Migration Guide for GPU Compute Workloads in Azure

As more powerful GPUs become available in the marketplace and in Microsoft Azure datacenters, we recommend re-assessing the performance of your workloads and considering migrating to newer GPUs.

For the same reason, as well as to maintain a high-quality and reliable service offering, Azure periodically retires the hardware that powers older VM sizes. The first group of GPU products to be retired in Azure are the original NC, NC v2 and ND-series VMs, powered by NVIDIA Tesla K80, P100, and P40 datacenter GPU accelerators respectively. These products will be retired on August 31st 2023, and the oldest VMs in this series launched in 2016.

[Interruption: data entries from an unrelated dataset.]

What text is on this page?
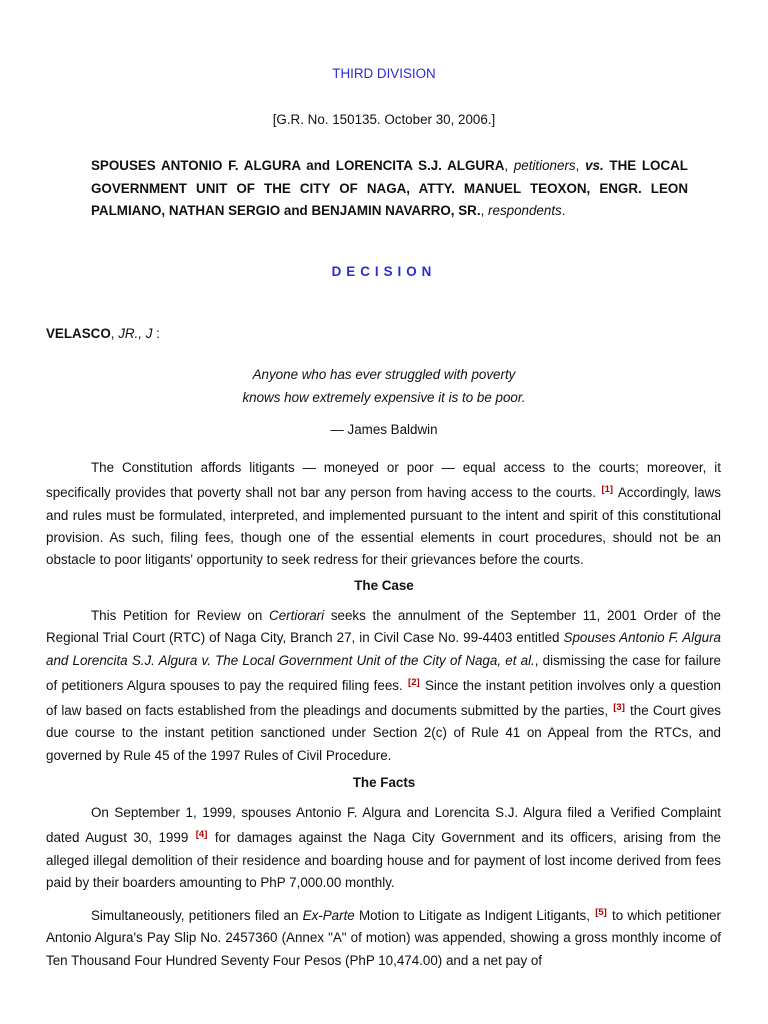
THIRD DIVISION
[G.R. No. 150135. October 30, 2006.]
SPOUSES ANTONIO F. ALGURA and LORENCITA S.J. ALGURA, petitioners, vs. THE LOCAL GOVERNMENT UNIT OF THE CITY OF NAGA, ATTY. MANUEL TEOXON, ENGR. LEON PALMIANO, NATHAN SERGIO and BENJAMIN NAVARRO, SR., respondents.
DECISION
VELASCO, JR., J :
Anyone who has ever struggled with poverty
knows how extremely expensive it is to be poor.
— James Baldwin
The Constitution affords litigants — moneyed or poor — equal access to the courts; moreover, it specifically provides that poverty shall not bar any person from having access to the courts. [1] Accordingly, laws and rules must be formulated, interpreted, and implemented pursuant to the intent and spirit of this constitutional provision. As such, filing fees, though one of the essential elements in court procedures, should not be an obstacle to poor litigants' opportunity to seek redress for their grievances before the courts.
The Case
This Petition for Review on Certiorari seeks the annulment of the September 11, 2001 Order of the Regional Trial Court (RTC) of Naga City, Branch 27, in Civil Case No. 99-4403 entitled Spouses Antonio F. Algura and Lorencita S.J. Algura v. The Local Government Unit of the City of Naga, et al., dismissing the case for failure of petitioners Algura spouses to pay the required filing fees. [2] Since the instant petition involves only a question of law based on facts established from the pleadings and documents submitted by the parties, [3] the Court gives due course to the instant petition sanctioned under Section 2(c) of Rule 41 on Appeal from the RTCs, and governed by Rule 45 of the 1997 Rules of Civil Procedure.
The Facts
On September 1, 1999, spouses Antonio F. Algura and Lorencita S.J. Algura filed a Verified Complaint dated August 30, 1999 [4] for damages against the Naga City Government and its officers, arising from the alleged illegal demolition of their residence and boarding house and for payment of lost income derived from fees paid by their boarders amounting to PhP 7,000.00 monthly.
Simultaneously, petitioners filed an Ex-Parte Motion to Litigate as Indigent Litigants, [5] to which petitioner Antonio Algura's Pay Slip No. 2457360 (Annex "A" of motion) was appended, showing a gross monthly income of Ten Thousand Four Hundred Seventy Four Pesos (PhP 10,474.00) and a net pay of
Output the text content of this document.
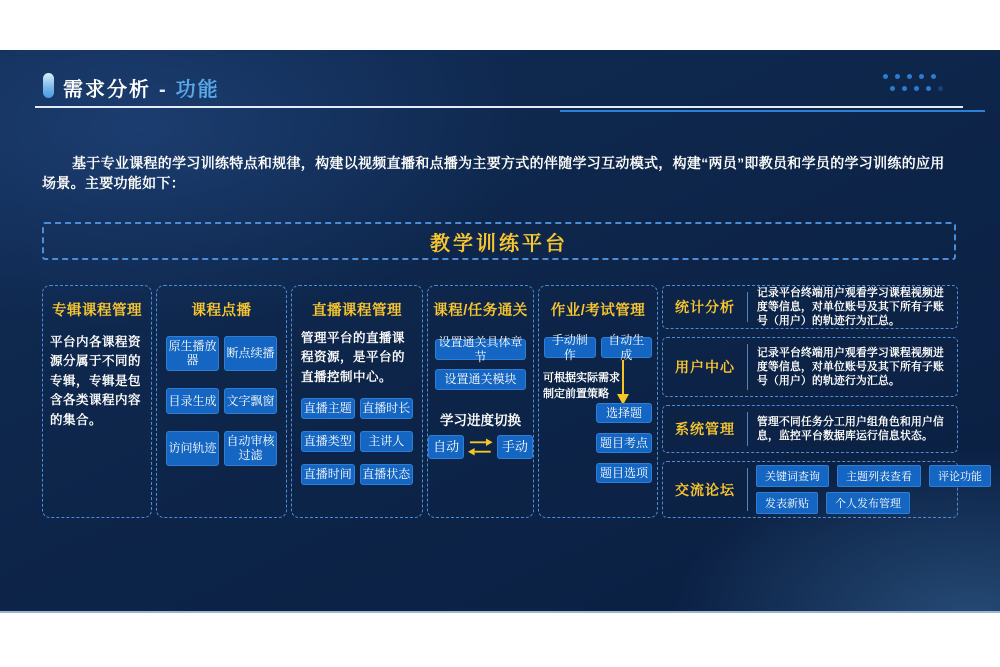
需求分析 - 功能

基于专业课程的学习训练特点和规律，构建以视频直播和点播为主要方式的伴随学习互动模式，构建“两员”即教员和学员的学习训练的应用场景。主要功能如下：

教学训练平台
专辑课程管理
平台内各课程资源分属于不同的专辑，专辑是包含各类课程内容的集合。
课程点播
原生播放器
断点续播
目录生成 文字飘窗
访问轨迹
自动审核过滤
直播课程管理
管理平台的直播课程资源，是平台的直播控制中心。
直播主题 直播时长
直播类型	主讲人
直播时间 直播状态
课程/任务通关
设置通关具体章节
设置通关模块
学习进度切换
自动	手动
作业/考试管理
手动制作
自动生成
可根据实际需求制定前置策略
选择题
题目考点
题目选项
统计分析
记录平台终端用户观看学习课程视频进度等信息，对单位账号及其下所有子账号（用户）的轨迹行为汇总。
用户中心
记录平台终端用户观看学习课程视频进度等信息，对单位账号及其下所有子账号（用户）的轨迹行为汇总。
系统管理	管理不同任务分工用户组角色和用户信息，监控平台数据库运行信息状态。
交流论坛
关键词查询	主题列表查看	评论功能
发表新贴	个人发布管理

Since then, GPUs have made incredible strides alongside the entire deep learning and HPC industry, typically exceeding a doubling in performance between generations. Since the launch of NVIDIA K80, P40, and P100 GPUs, Azure has shipped multiple newer generations and categories of VM products geared at GPU-accelerated compute and AI, based around NVIDIA’s T4, V100, and A100 GPUs, and differentiated by optional features such as InfiniBand-based interconnect fabrics. These are all options we encourage customers to explore as migration paths.

In most cases, the dramatic increase in performance offered by newer generations of GPUs lowers overall TCO by decreasing the duration of job, for burstable jobs- or reducing the quantity of overall GPU-enabled VMs required to cover a fixed-size demand for compute resources, even though costs per GPU-hour may vary. In addition to these benefits, customers may improve Time-to-Solution via higher-performing VMs, and improve the health and supportability of their solution by adopting newer software, CUDA runtime, and driver versions.

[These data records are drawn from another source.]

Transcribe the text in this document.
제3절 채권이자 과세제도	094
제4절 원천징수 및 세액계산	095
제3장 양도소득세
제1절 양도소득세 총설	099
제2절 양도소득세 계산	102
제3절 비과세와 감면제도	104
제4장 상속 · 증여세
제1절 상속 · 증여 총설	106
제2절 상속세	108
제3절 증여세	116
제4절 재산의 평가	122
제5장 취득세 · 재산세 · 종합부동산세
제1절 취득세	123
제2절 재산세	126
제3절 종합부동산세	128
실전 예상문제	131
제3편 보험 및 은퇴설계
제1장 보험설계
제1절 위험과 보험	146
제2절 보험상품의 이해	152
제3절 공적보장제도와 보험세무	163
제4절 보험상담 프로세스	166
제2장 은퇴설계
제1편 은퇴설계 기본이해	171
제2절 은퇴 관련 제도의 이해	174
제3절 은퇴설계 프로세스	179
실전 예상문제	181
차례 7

Migration vs. Optimization

Azure recognizes that customers have a multitude of requirements that may dictate the selection of a specific GPU VM product, including GPU architectural considerations, interconnects, TCO, Time to Solution, and regional availability based on compliance locality or latency requirements- and some of these even change over time.

At the same time, GPU acceleration is a new and rapidly evolving area.

Thus, there is no true one-size fits-all guidance for this product area, and a migration is a perfect time to re-evaluate potentially dramatic changes to a workload- like moving from a clustered deployment model to a single large 8-GPU VM or vice versa, leveraging reduced precision datatypes, adopting features like Multi-Instance GPU, and much more.

These sorts of considerations- when made the context of already dramatic per-generation GPU performance increases, where a feature such as the addition of TensorCores can increase performance by an order of magnitude, are extremely workload-specific.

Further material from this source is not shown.